One of China’s biggest exports in 2023 will be its social e-commerce phenomenon. TikTok, YouTube and Amazon.com are among the companies rolling out features that blend online sharing and shopping. The latest craze also is destined to run into some limitations.


Reuters


There’s early evidence that selling goods over live social networking works beyond the People’s Republic. Viewers enjoy interacting with celebrities and so-called influencers, but the ultimate goal is clicks to buy. Social sensation Nisrin, for one, has attracted 500,000 TikTok followers, while selling as much as £10,000 ($12,313) of makeup and other products in a single video session.

ByteDance-owned TikTok added the concept in the United States and Britain to replicate the success of Douyin. Its Chinese sister app enabled goods valued at $119 billion to be sold in 2021. 

Amazon recently unveiled its own Inspire offer OnlyFans, a video service known for its sexual content, also allows creators to sell personalised merchandise to subscribers.

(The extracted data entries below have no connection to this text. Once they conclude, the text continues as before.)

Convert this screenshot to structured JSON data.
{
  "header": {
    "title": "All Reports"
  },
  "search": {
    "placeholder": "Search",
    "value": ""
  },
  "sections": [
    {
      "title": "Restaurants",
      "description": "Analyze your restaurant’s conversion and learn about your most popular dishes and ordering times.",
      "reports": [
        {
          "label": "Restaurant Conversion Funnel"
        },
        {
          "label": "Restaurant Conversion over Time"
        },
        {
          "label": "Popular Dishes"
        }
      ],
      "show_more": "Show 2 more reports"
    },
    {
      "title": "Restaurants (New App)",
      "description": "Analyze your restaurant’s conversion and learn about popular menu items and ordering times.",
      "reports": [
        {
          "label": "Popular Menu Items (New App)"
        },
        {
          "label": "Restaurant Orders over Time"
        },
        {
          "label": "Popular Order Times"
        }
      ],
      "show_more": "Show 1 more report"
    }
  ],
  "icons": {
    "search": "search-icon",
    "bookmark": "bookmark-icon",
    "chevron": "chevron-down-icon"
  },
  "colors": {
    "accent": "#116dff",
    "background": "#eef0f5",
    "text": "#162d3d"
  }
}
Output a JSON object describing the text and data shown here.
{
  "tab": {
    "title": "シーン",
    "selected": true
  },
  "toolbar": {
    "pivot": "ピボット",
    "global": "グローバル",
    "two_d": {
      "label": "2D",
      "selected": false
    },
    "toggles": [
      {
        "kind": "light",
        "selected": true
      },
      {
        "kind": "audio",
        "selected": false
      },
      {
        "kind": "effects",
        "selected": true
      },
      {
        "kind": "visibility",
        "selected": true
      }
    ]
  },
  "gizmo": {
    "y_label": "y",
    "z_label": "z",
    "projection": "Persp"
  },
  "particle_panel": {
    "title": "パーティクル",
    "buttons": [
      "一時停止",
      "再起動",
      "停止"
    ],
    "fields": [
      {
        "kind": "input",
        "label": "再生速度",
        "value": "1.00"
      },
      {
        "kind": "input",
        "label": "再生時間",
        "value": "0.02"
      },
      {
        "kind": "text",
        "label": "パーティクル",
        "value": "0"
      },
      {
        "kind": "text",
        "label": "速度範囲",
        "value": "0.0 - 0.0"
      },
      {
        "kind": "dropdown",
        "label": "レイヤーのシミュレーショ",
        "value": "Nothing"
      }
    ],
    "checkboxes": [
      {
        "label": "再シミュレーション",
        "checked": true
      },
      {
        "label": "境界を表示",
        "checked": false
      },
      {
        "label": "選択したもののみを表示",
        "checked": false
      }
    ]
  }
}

Live online shopping revenue will help offset shrinking marketing budgets. U.S. social media advertising spending, which had been growing at around 30% a year, is set to slow to about 12% on average over the next three years, to reach $114 billion in 2025, according to data portal Statista. By contrast, consultancy McKinsey projects U.S. social media e-commerce sales will increase 20% annually over the same span, to $80 billion.

The appeal makes sense. Retailers want to attract and keep shoppers online. With customers able to learn more about products from interactive live streams, it should reduce returns, a costly aspect of the e-commerce trade.

Many products won’t suit the medium, however. Cosmetics work better than, say, electronics. Social-media services also may struggle to charge influencers and retailers extra fees. Amazon and others are offering shopping features at no additional cost. And competitors may ultimately be their clients. Venture capitalists have invested $700 million, says research outfit Pitchbook, into start-ups such as Firework that provide such technology to brick-and-mortar retailers.

Network effects will be powerful. On TikTok, a two-hour live shopping event helped one small beauty brand generate the equivalent of a week’s worth of sales at its flagship store. Such anecdotes are what could make e-commerce go viral on Western social media.